Market capitalization, or 'market cap,' is really just the value of a company from the market's perspective.
While it is only one factor to consider when investing, it's an important one because knowing a company's worth in the market — where shares are bought and sold — is essential to understanding how much risk is involved if you invest in it.
The math is pretty simple. Multiply the price of a single share of a company's stock by the total number of its available shares and you have its market cap.
So a company with a million shares on the market that's trading at $100 a share would have a $100 million market cap.
Companies are often categorized into three buckets: small cap, mid cap, and large cap.
Small-cap companies have market caps between $200 million and $2 billion. Mid-cap companies — they're between $2 billion and $10 billion. And then large-cap companies have market caps over $10 billion.
Small-cap companies tend to have more growth potential but also more risk because they're less established. Mid-cap companies, they have growth potential, but may still have a level of instability. Large-cap companies have less room to grow, but offer more stability.
Because they offer different levels of growth and risk potential, we recommend that investors look to diversify their portfolios across small, mid and large cap.
Index funds, which track stock market indices across all market caps, can help you target companies that are sized correctly for your needs.
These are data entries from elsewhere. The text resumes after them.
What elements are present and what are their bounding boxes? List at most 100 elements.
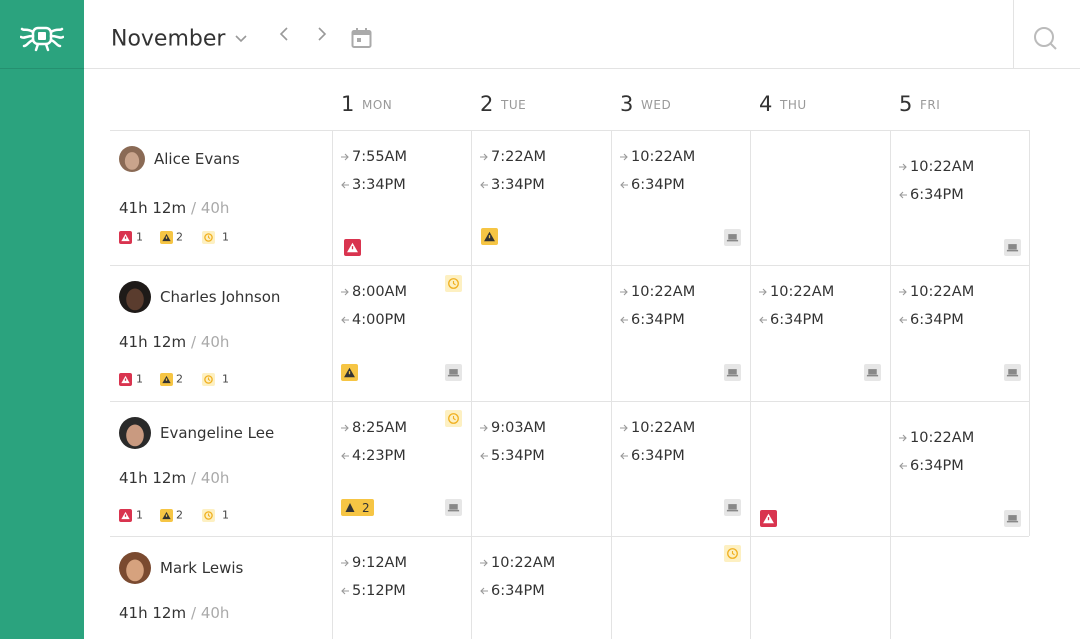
clock-out-time: 5:12PM	[352, 583, 406, 599]
icon-lap	[863, 363, 881, 381]
icon-yel	[159, 230, 173, 244]
icon-red	[118, 372, 132, 386]
clock-in-time: 8:25AM	[352, 420, 407, 436]
clock-in-time: 9:12AM	[352, 555, 407, 571]
month-dropdown[interactable]	[234, 33, 248, 45]
icon-lap	[723, 498, 741, 516]
clock-out-time: 6:34PM	[631, 312, 685, 328]
grid-col-line	[1029, 130, 1030, 536]
clock-out-time: 6:34PM	[631, 448, 685, 464]
employee-name: Charles Johnson	[160, 288, 281, 306]
worked-hours: 41h 12m	[119, 333, 187, 351]
day-name: WED	[641, 98, 672, 112]
avatar	[119, 281, 151, 313]
clock-in-time: 7:22AM	[491, 149, 546, 165]
day-number: 5	[899, 92, 913, 116]
clock-in-arrow	[899, 163, 907, 171]
icon-lap	[1003, 509, 1021, 527]
next-button[interactable]	[316, 26, 328, 42]
clock-out-arrow	[341, 587, 349, 595]
clock-in-arrow	[341, 288, 349, 296]
worked-hours: 41h 12m	[119, 199, 187, 217]
alert-count: 1	[136, 372, 143, 386]
logo[interactable]	[20, 22, 64, 52]
late-count: 1	[222, 508, 229, 522]
sidebar	[0, 0, 84, 639]
icon-red	[118, 508, 132, 522]
avatar	[119, 552, 151, 584]
clock-out-arrow	[899, 191, 907, 199]
clock-in-arrow	[620, 153, 628, 161]
badge-count: 2	[362, 501, 370, 515]
grid-row-line	[110, 536, 1029, 537]
clock-out-time: 6:34PM	[910, 187, 964, 203]
day-name: FRI	[920, 98, 941, 112]
alert-count: 1	[136, 508, 143, 522]
warning-badge	[341, 499, 374, 516]
clock-in-time: 10:22AM	[910, 430, 975, 446]
clock-out-arrow	[899, 316, 907, 324]
clock-in-time: 10:22AM	[631, 420, 696, 436]
planned-hours: / 40h	[191, 199, 230, 217]
clock-out-time: 3:34PM	[491, 177, 545, 193]
day-number: 3	[620, 92, 634, 116]
icon-clk	[444, 274, 462, 292]
day-number: 1	[341, 92, 355, 116]
warning-count: 2	[176, 372, 183, 386]
month-title[interactable]: November	[111, 26, 226, 52]
clock-out-arrow	[480, 452, 488, 460]
grid-col-line	[890, 130, 891, 639]
clock-out-time: 3:34PM	[352, 177, 406, 193]
clock-out-arrow	[620, 452, 628, 460]
employee-name: Evangeline Lee	[160, 424, 275, 442]
planned-hours: / 40h	[191, 604, 230, 622]
clock-in-time: 10:22AM	[770, 284, 835, 300]
clock-out-time: 6:34PM	[770, 312, 824, 328]
clock-out-arrow	[620, 181, 628, 189]
clock-out-arrow	[341, 181, 349, 189]
clock-out-time: 6:34PM	[910, 458, 964, 474]
clock-out-time: 6:34PM	[631, 177, 685, 193]
clock-in-time: 7:55AM	[352, 149, 407, 165]
icon-lap	[1003, 238, 1021, 256]
clock-in-time: 10:22AM	[491, 555, 556, 571]
clock-in-arrow	[341, 559, 349, 567]
grid-row-line	[110, 401, 1029, 402]
icon-lap	[444, 498, 462, 516]
topbar-border	[84, 68, 1080, 69]
day-number: 2	[480, 92, 494, 116]
clock-out-arrow	[620, 316, 628, 324]
icon-red	[343, 238, 361, 256]
clock-out-time: 4:00PM	[352, 312, 406, 328]
clock-out-time: 4:23PM	[352, 448, 406, 464]
grid-col-line	[611, 130, 612, 639]
icon-clk	[201, 230, 215, 244]
calendar-button[interactable]	[351, 27, 372, 49]
late-count: 1	[222, 230, 229, 244]
prev-button[interactable]	[278, 26, 290, 42]
icon-red	[759, 509, 777, 527]
employee-name: Mark Lewis	[160, 559, 244, 577]
grid-row-line	[110, 265, 1029, 266]
search-divider	[1013, 0, 1014, 68]
avatar	[119, 146, 145, 172]
icon-yel	[480, 227, 498, 245]
icon-clk	[201, 372, 215, 386]
search-button[interactable]	[1033, 26, 1059, 52]
icon-clk	[444, 409, 462, 427]
employee-name: Alice Evans	[154, 150, 240, 168]
clock-in-arrow	[341, 424, 349, 432]
day-number: 4	[759, 92, 773, 116]
icon-lap	[723, 228, 741, 246]
clock-in-arrow	[899, 434, 907, 442]
clock-out-arrow	[341, 316, 349, 324]
late-count: 1	[222, 372, 229, 386]
icon-yel	[159, 508, 173, 522]
clock-out-arrow	[480, 587, 488, 595]
clock-out-arrow	[480, 181, 488, 189]
icon-lap	[723, 363, 741, 381]
clock-out-time: 6:34PM	[491, 583, 545, 599]
alert-count: 1	[136, 230, 143, 244]
warning-count: 2	[176, 508, 183, 522]
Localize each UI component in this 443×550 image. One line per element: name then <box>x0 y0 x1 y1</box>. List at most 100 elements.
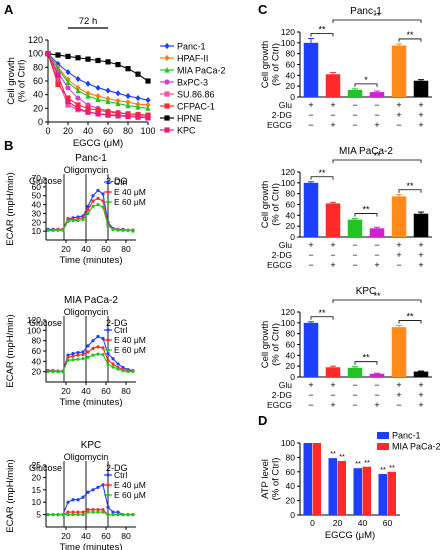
y-tick-label: 40 <box>286 210 296 220</box>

If you want more exposure to small cap, for example, there are exchange traded funds, or ETFs, that will track the entire small-cap index and buy a representation of it.
You could also invest with mutual funds, which can be actively managed by professionals with experience finding companies — small, mid and large cap — that are relatively unknown but may offer good value.
Your choices will depend on how comfortable you are with risk, along with other factors. If you can tolerate a fair amount of risk, you might invest in a mix with more small and mid cap, and less large cap.
If you're risk-averse or getting closer to retirement, just a small allocation to small cap might work for you.
By paying attention to a company's market cap, you can better understand the value and risk of potential investments, and are more likely to make choices that suit your circumstances and goals.